Há décadas, cientistas investigam a capacidade do metabolismo de algumas bactérias de realizar reações bioquímicas que envolvem a produção de eletricidade para aplicações industriais sustentáveis. Apostando nessa alternativa, pesquisadores da Escola Politécnica Federal de Lausanne (EPFL), na Suíça, modificaram micróbios para gerar energia a partir de águas residuais. A ideia é que a solução tecnológica, no futuro, também funcione em uma ampla variedade de fontes.
A equipe escolheu trabalhar com a espécie Escherichia coli, geralmente encontrada no intestino de humanos e animais e amplamente estudada pela comunidade científica devido à facilidade para ser manipulada. No entanto, esse micro-organismo é limitado quanto à transferência de elétrons extracelulares (EET) — processo de respiração sem presença de oxigênio —, o que compromete o seu uso na bioeletrônica.
Os pesquisadores decidiram alterar geneticamente bactérias E. coli para exibir EET aprimorado. Isso permitiu torná-las altamente eficientes para produzir até três vezes mais corrente elétrica enquanto metabolizam uma variedade de substratos orgânicos, em comparação aos métodos convencionais que exigem produtos químicos específicos para a gerar eletricidade.
"Embora existam micróbios exóticos que produzem eletricidade naturalmente, eles só conseguem fazê-lo na presença de produtos químicos específicos. A E. coli pode crescer em uma ampla variedade de fontes, o que nos permitiu produzir eletricidade numa ampla variedade de ambientes, inclusive a partir de águas residuais", conta, em nota, Ardemis Boghossian, professora de ciências químicas e engenharia da EPFL e uma das autoras do estudo, publicado, neste mês, na revista Joule.
Cervejaria
Os pesquisadores testaram a tecnologia em águas residuais de uma cervejaria e constataram que, enquanto outros micróbios elétricos morreram, a E. coli modificada foi capaz de florescer exponencialmente. O resultado, segundo eles, demonstra o potencial da bactéria para o tratamento de resíduos e para a produção de energia em grande escala.

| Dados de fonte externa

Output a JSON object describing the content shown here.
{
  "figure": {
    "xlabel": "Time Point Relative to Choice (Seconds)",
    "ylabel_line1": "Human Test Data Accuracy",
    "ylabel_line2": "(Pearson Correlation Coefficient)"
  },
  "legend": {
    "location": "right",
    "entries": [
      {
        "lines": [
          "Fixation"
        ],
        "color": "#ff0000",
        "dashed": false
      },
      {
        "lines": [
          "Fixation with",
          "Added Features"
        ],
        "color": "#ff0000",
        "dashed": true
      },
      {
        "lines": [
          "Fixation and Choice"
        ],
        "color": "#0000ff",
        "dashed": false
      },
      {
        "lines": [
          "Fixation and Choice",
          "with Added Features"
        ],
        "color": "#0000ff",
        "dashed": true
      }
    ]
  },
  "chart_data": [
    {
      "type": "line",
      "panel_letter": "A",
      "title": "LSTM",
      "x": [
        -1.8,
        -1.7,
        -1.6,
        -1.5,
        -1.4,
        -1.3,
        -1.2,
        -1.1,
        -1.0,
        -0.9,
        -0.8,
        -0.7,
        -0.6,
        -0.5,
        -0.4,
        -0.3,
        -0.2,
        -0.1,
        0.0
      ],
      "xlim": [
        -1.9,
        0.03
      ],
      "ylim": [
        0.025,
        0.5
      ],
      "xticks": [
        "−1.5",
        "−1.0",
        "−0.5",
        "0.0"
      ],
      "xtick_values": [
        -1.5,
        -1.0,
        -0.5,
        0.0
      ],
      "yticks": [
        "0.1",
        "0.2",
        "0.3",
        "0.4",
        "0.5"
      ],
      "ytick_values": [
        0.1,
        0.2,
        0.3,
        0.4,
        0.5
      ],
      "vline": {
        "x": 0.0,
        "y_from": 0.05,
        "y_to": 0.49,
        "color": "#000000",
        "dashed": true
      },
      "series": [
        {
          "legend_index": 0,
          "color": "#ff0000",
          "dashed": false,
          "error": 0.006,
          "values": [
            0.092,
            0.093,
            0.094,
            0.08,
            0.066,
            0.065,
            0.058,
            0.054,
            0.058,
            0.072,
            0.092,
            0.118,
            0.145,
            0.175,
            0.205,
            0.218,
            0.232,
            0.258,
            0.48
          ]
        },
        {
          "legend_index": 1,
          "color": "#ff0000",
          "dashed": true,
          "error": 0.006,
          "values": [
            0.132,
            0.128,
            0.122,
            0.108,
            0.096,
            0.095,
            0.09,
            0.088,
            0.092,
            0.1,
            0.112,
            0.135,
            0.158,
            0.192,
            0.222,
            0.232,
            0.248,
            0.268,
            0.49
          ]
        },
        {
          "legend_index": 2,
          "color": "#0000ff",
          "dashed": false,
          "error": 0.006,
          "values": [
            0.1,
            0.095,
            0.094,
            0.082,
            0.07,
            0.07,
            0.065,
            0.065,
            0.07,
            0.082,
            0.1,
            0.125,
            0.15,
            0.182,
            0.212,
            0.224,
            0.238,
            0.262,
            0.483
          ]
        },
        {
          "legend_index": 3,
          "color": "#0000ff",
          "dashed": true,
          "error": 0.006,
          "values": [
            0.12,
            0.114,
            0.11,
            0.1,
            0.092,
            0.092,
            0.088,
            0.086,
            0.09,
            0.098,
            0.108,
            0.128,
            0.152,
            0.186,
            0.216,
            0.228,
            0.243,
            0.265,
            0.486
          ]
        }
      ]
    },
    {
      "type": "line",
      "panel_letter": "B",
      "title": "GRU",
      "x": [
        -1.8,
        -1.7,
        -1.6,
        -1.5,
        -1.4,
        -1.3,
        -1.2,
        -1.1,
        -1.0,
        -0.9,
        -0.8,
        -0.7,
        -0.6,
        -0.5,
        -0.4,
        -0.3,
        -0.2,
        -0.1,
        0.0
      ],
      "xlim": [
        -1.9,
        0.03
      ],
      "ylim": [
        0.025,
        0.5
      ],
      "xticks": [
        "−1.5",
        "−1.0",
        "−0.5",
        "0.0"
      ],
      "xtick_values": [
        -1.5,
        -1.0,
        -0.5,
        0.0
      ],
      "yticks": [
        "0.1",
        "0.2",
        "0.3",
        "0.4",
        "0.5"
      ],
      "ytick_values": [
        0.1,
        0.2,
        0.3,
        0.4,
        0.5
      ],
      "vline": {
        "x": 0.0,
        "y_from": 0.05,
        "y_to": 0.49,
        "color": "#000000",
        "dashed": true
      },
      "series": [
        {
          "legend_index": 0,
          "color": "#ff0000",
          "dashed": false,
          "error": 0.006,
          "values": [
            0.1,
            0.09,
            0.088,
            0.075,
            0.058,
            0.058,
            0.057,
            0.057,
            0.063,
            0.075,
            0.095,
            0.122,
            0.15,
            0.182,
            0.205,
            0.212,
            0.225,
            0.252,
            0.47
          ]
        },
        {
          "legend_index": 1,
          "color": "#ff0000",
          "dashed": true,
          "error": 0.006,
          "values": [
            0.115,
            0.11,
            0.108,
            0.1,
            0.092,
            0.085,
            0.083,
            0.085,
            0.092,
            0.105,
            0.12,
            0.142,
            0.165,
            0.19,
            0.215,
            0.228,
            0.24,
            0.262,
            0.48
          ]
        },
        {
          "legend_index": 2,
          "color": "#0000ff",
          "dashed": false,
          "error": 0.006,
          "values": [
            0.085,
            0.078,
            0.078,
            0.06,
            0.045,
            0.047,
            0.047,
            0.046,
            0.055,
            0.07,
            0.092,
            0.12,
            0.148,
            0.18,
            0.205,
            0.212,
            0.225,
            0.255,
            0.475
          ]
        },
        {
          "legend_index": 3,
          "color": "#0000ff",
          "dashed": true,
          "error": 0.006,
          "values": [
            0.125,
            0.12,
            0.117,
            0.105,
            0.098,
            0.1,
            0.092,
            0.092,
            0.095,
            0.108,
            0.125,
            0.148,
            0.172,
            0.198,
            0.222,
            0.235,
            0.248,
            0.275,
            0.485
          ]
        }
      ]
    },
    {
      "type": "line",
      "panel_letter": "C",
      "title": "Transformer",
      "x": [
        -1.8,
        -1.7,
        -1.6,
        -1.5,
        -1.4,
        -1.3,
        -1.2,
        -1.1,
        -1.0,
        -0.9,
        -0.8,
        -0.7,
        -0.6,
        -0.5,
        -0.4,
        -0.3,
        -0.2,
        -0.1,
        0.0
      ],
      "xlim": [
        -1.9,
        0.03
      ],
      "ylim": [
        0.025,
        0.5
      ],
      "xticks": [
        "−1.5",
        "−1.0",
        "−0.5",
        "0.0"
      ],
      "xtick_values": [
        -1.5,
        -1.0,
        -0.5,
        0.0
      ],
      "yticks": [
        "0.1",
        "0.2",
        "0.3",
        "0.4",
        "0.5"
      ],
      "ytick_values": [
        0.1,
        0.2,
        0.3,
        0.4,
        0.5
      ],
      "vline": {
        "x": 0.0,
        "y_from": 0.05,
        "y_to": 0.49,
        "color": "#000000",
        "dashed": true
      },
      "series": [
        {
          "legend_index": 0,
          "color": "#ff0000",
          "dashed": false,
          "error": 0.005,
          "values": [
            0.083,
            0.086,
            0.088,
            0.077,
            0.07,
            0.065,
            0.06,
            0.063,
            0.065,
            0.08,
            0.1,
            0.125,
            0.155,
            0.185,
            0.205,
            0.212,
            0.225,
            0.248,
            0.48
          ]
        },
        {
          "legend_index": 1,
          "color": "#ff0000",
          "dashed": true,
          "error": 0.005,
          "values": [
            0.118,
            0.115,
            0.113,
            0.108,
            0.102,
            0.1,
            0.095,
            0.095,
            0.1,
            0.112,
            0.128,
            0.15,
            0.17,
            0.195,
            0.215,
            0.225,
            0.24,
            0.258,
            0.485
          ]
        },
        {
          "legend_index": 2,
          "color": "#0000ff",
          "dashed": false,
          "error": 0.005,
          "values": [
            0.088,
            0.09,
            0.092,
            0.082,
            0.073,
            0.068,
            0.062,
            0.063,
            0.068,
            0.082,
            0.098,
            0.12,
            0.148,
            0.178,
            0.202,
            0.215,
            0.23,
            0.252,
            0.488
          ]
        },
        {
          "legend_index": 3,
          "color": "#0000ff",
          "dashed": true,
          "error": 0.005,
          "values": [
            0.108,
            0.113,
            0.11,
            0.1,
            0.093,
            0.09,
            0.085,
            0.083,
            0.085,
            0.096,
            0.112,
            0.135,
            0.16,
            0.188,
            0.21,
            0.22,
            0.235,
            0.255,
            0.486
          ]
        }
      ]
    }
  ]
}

Agora, a equipe planeja explorar a flexibilidade genética da bactéria para adaptá-la a ambientes e matérias-primas específicos e torná-la uma ferramenta versátil para o desenvolvimento verde. "Com todos os esforços atuais de pesquisa na área, estamos entusiasmados com o futuro das bactérias bioelétricas e mal podemos esperar que nós e outros levemos essa tecnologia a novas escalas", afirma, em nota, Mohammed Mouhib, autor principal do estudo.